Há 36 anos que esperava pelo dia da queda salarial na função pública. Sabia que iria acontecer porque a subida dos rendimentos das famílias não esteve associada a uma subida do nível cultural da sociedade, só não sabia quando. A pouca qualificação é uma das causas da estagnação económica e vai seguir-se o empobrecimento generalizado da população.
O problema começou na época do alargamento da escolaridade obrigatória para 6 anos (1964), porque não havia escolas, nem professores suficientes. Montaram-se pavilhões pré-fabricados e criaram-se licenciaturas em ensino para formar rapidamente professores. Tinham cinco anos, como as outras, mas só havia exames nos dois primeiros anos, seguiam-se mais dois de conversa fiada e o último era um estágio pedagógico numa escola.
Depois aconteceu o 25 de Abril e das universidades saíram licenciados com três semestres de passagens administrativas (sem exames). Surgiram as Ciências da Educação a defender que os alunos podiam adquirir competências sem que os professores transmitissem conhecimentos, apenas brincando.
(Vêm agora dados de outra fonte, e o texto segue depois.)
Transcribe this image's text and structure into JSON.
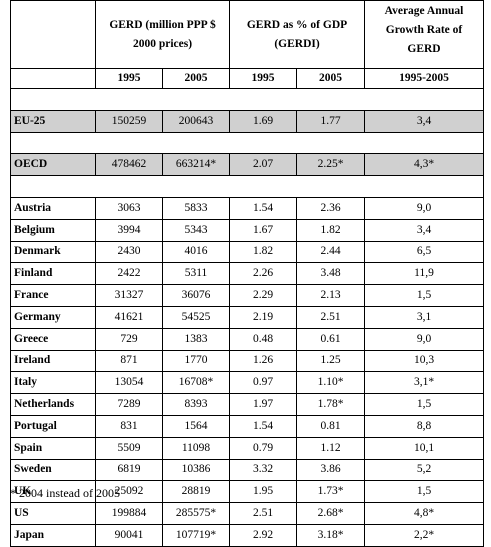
{
  "table": {
    "headers": {
      "gerd_group": "GERD (million PPP $ 2000 prices)",
      "gerdi_group": "GERD as % of GDP (GERDI)",
      "growth_group": "Average Annual Growth Rate of GERD",
      "gerd_1995": "1995",
      "gerd_2005": "2005",
      "gerdi_1995": "1995",
      "gerdi_2005": "2005",
      "growth_period": "1995-2005"
    },
    "aggregate_rows": [
      {
        "country": "EU-25",
        "gerd_1995": "150259",
        "gerd_2005": "200643",
        "gerdi_1995": "1.69",
        "gerdi_2005": "1.77",
        "growth": "3,4"
      },
      {
        "country": "OECD",
        "gerd_1995": "478462",
        "gerd_2005": "663214*",
        "gerdi_1995": "2.07",
        "gerdi_2005": "2.25*",
        "growth": "4,3*"
      }
    ],
    "country_rows": [
      {
        "country": "Austria",
        "gerd_1995": "3063",
        "gerd_2005": "5833",
        "gerdi_1995": "1.54",
        "gerdi_2005": "2.36",
        "growth": "9,0"
      },
      {
        "country": "Belgium",
        "gerd_1995": "3994",
        "gerd_2005": "5343",
        "gerdi_1995": "1.67",
        "gerdi_2005": "1.82",
        "growth": "3,4"
      },
      {
        "country": "Denmark",
        "gerd_1995": "2430",
        "gerd_2005": "4016",
        "gerdi_1995": "1.82",
        "gerdi_2005": "2.44",
        "growth": "6,5"
      },
      {
        "country": "Finland",
        "gerd_1995": "2422",
        "gerd_2005": "5311",
        "gerdi_1995": "2.26",
        "gerdi_2005": "3.48",
        "growth": "11,9"
      },
      {
        "country": "France",
        "gerd_1995": "31327",
        "gerd_2005": "36076",
        "gerdi_1995": "2.29",
        "gerdi_2005": "2.13",
        "growth": "1,5"
      },
      {
        "country": "Germany",
        "gerd_1995": "41621",
        "gerd_2005": "54525",
        "gerdi_1995": "2.19",
        "gerdi_2005": "2.51",
        "growth": "3,1"
      },
      {
        "country": "Greece",
        "gerd_1995": "729",
        "gerd_2005": "1383",
        "gerdi_1995": "0.48",
        "gerdi_2005": "0.61",
        "growth": "9,0"
      },
      {
        "country": "Ireland",
        "gerd_1995": "871",
        "gerd_2005": "1770",
        "gerdi_1995": "1.26",
        "gerdi_2005": "1.25",
        "growth": "10,3"
      },
      {
        "country": "Italy",
        "gerd_1995": "13054",
        "gerd_2005": "16708*",
        "gerdi_1995": "0.97",
        "gerdi_2005": "1.10*",
        "growth": "3,1*"
      },
      {
        "country": "Netherlands",
        "gerd_1995": "7289",
        "gerd_2005": "8393",
        "gerdi_1995": "1.97",
        "gerdi_2005": "1.78*",
        "growth": "1,5"
      },
      {
        "country": "Portugal",
        "gerd_1995": "831",
        "gerd_2005": "1564",
        "gerdi_1995": "1.54",
        "gerdi_2005": "0.81",
        "growth": "8,8"
      },
      {
        "country": "Spain",
        "gerd_1995": "5509",
        "gerd_2005": "11098",
        "gerdi_1995": "0.79",
        "gerdi_2005": "1.12",
        "growth": "10,1"
      },
      {
        "country": "Sweden",
        "gerd_1995": "6819",
        "gerd_2005": "10386",
        "gerdi_1995": "3.32",
        "gerdi_2005": "3.86",
        "growth": "5,2"
      },
      {
        "country": "UK",
        "gerd_1995": "25092",
        "gerd_2005": "28819",
        "gerdi_1995": "1.95",
        "gerdi_2005": "1.73*",
        "growth": "1,5"
      },
      {
        "country": "US",
        "gerd_1995": "199884",
        "gerd_2005": "285575*",
        "gerdi_1995": "2.51",
        "gerdi_2005": "2.68*",
        "growth": "4,8*"
      },
      {
        "country": "Japan",
        "gerd_1995": "90041",
        "gerd_2005": "107719*",
        "gerdi_1995": "2.92",
        "gerdi_2005": "3.18*",
        "growth": "2,2*"
      }
    ],
    "shade_color": "#d0d0d0"
  },
  "footnote": "* 2004 instead of 2005"
}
Os defensores de pedagogias estritamente activas e da teoria (oca) das competências multiplicaram-se como cogumelos nas universidades e nas escolas superiores de educação dos institutos politécnicos, entraram na Assembleia da República e instalaram-se no Ministério da Educação (ME).
Construíram-se muitas escolas, bem equipadas, mas admitiram-se professores cientificamente mal preparados, muito permissivos com a indisciplina, sem rigor na avaliação dos alunos, que aderiram de alma e coração às teorias dos técnicos das Ciências da Educação, actualmente conhecidos por técnicos do “eduquês”. Teorias essas que contaminaram a política educativa, a legislação relativa ao ensino e os programas escolares, com o resultado que está à vista: os alunos estão a terminar o 9º ano sem serem capazes de interpretar um pequeno texto, escrever meia dúzia de linhas sem erros ortográficos e gramaticais ou resolver um problema simples de Física ou de Matemática.
Alguma vez se separou o trigo do joio? Nunca.
Guterres permitiu-lhes aceder ao topo da carreira em 26 anos e Lurdes Rodrigues promoveu-os a professores titulares, através de um concurso administrativo, permitindo-lhes consolidar os lobbies que já tinham criado nas escolas. Alguns tiveram de pedir ajuda a colegas para abrir a aplicação informática do concurso, não obstante foram nomeados coordenadores de departamentos e núcleos pelos directores e o modelo de avaliação elevou-os à categoria de avaliadores de todos os outros docentes.
Haviam transformado a avaliação dos alunos numa farsa para melhorar estatísticas. Estão a converter a avaliação dos docentes numa tragédia, pois se até aqui só tinham influência na distribuição de horários e turmas, agora podem, e estão, a prejudicar gravemente a carreira dos colegas.
Bastava o ME criar uma base de dados com as habilitações académicas dos 125 mil docentes para concluir que só uma avaliação externa às aulas, feita por professores do ensino superior da área de leccionação, poderá garantir que um docente será avaliado por mérito. E criar uma escola pública onde haja, de novo, rigor e exigência.
Mas o PEC 3 é apenas um plano de austeridade financeira, não altera a política educativa, portanto o problema de fundo vai permanecer. E não vai ser resolvido na próxima década: pegue-se na lista de deputados, ministros, secretários de estado e veja-se quantos pertencem ao lobby das Ciências Sociais e das chamadas “ciências da educação”. No ME é toda a cúpula.
A solução reside na transformação da classe política. Ora Pedro Santos Guerreiro reconhece, e bem, que a classe política sai praticamente incólume da redução salarial, quando é ela a grande responsável por este descalabro.
Então, o que nos resta? Esperar que os estratos sociais mais cultos da população desencadeiem uma transformação de mentalidades que depois se reflectirá na escolha, pelos eleitores, de uma nova classe política.